Reports at the time stated that a 'flying disc' had been recovered, but in 1994 it was finally revealed that a balloon had crashed and was part of a top-secret project called Mogul. The project was testing technology that could detect Soviet Union nuclear bombs.
However, that hasn't changed the mind of conspiracy theorists who think the 'alien craft' and the extraterrestrials inside it were taken to Area 51 for examination.
Many experts believe that alien life, in some form, most likely does exist somewhere in space.
They just probably aren't in a base in Nevada - or much like the green creatures we see in sci-fi films.
In 1989, a man named Robert Lazar claimed he had worked on alien technology inside Area 51.
Lazar said he had seen medical photos of aliens inside the base and that the US government used the facility to examine UFOs. However, Lazar didn't provide any hard evidence and several scientists have discredited his claims.
The Air Force did investigate UFOs under Project Blue Book from 1947 to 1969, but the headquarters for the project was at an Air Force Base in Ohio - not Area 51 in Nevada.
Project Blue Book came to the conclusion that none of the UFOs that were investigated were a threat to US national security and there was no evidence to show that sightings described as 'unidentified' were spaceships flown by aliens.
That said, there are many millions of worlds that could be home to life in the universe.

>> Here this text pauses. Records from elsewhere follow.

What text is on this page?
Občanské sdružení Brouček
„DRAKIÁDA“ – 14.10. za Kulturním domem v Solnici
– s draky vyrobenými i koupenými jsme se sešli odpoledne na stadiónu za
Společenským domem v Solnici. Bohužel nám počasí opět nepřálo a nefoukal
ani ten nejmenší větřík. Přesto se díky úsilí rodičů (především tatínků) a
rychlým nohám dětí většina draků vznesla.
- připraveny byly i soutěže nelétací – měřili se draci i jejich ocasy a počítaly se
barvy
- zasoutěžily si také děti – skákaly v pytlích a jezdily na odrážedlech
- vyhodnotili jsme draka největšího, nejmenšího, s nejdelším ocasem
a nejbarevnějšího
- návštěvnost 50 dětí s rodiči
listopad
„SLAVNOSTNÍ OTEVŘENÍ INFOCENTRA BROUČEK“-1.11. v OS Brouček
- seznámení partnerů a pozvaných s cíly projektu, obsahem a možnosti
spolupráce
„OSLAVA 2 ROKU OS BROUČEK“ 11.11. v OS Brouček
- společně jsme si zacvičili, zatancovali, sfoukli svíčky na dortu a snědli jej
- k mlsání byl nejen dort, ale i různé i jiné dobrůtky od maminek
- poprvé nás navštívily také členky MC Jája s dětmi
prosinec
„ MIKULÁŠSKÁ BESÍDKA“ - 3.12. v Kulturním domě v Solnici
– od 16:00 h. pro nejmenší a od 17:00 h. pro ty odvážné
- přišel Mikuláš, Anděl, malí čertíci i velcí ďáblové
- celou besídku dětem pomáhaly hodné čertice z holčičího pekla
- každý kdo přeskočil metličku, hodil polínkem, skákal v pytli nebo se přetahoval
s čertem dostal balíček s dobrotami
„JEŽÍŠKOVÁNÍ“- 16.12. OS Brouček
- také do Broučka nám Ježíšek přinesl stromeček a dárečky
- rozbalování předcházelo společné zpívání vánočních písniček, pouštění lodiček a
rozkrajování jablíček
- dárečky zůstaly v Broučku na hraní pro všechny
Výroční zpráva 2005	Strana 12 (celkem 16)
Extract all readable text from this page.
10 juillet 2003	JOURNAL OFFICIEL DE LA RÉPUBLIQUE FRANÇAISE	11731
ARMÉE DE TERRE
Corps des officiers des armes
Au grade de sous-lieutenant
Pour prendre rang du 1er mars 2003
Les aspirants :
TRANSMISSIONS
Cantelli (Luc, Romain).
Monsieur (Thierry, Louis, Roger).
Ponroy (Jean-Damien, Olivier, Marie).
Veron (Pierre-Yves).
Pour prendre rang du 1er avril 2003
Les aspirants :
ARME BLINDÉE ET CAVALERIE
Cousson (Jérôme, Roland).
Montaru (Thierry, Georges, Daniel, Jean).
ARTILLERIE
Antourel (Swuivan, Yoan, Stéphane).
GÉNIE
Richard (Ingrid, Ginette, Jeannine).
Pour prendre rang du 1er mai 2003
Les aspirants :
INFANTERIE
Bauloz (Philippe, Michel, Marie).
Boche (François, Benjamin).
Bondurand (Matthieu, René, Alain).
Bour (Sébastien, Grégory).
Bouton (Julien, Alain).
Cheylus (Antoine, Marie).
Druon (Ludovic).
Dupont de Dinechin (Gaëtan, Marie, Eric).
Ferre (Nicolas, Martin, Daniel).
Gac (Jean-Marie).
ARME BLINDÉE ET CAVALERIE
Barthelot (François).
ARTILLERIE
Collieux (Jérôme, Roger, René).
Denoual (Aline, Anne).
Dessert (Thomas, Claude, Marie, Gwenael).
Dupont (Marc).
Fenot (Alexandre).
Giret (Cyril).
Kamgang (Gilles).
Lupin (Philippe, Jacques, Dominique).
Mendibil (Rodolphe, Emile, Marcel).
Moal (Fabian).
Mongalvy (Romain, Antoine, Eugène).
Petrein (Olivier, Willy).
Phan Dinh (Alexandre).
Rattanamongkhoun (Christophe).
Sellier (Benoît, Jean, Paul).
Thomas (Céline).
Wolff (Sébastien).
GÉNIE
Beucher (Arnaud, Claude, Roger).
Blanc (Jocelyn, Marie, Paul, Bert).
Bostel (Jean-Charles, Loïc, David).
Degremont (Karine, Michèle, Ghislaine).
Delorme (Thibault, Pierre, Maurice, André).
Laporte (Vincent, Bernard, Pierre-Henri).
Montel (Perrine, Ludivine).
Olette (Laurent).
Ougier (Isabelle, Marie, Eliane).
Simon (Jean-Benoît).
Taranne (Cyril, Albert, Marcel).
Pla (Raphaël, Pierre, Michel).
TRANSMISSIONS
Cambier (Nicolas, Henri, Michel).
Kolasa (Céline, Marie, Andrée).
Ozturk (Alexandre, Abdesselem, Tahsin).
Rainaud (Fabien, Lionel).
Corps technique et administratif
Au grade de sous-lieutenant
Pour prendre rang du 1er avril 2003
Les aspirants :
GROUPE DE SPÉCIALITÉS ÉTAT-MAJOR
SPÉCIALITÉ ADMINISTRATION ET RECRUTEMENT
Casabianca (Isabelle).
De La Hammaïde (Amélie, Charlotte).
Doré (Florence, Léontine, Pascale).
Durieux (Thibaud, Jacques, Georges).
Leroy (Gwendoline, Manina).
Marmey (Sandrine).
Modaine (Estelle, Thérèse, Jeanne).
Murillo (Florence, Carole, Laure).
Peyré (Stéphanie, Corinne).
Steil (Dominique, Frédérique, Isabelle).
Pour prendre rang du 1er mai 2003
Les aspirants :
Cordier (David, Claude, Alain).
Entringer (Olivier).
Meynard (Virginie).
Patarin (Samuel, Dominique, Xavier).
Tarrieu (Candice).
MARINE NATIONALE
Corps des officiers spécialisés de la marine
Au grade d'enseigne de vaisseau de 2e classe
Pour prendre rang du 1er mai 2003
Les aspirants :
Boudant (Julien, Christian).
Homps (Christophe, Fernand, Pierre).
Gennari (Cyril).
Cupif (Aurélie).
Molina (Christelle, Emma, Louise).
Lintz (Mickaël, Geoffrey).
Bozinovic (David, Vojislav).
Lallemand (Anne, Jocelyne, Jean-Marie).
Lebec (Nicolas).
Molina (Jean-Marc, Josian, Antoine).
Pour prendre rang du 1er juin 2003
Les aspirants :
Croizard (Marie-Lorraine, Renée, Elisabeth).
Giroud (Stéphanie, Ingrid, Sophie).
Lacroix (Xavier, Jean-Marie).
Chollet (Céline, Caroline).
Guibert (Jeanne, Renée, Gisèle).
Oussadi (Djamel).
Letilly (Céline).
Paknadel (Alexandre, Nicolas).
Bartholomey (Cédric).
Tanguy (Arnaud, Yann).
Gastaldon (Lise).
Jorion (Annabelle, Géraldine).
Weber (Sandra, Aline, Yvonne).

At a recent conference in Barcelona, Professor Brian Cox said: "There are two trillion galaxies in the universe, so it is incredible that there isn't life out there. We estimate that one in 20 stars in our own Milky Way has Earth-like planets. "
The probability of there being life elsewhere is called the Drake equation. This is nothing to do with an international, multi-award winning rapper, but an equation written in 1961 by someone called Dr Frank Drake.
Dr Drake came up with a mathematical equation that predicts the likelihood of intelligent extraterrestrial life in the Milky Way.
So when it comes to aliens and the millions of stars and worlds in the galaxy, the truth is out there, somewhere. Probably.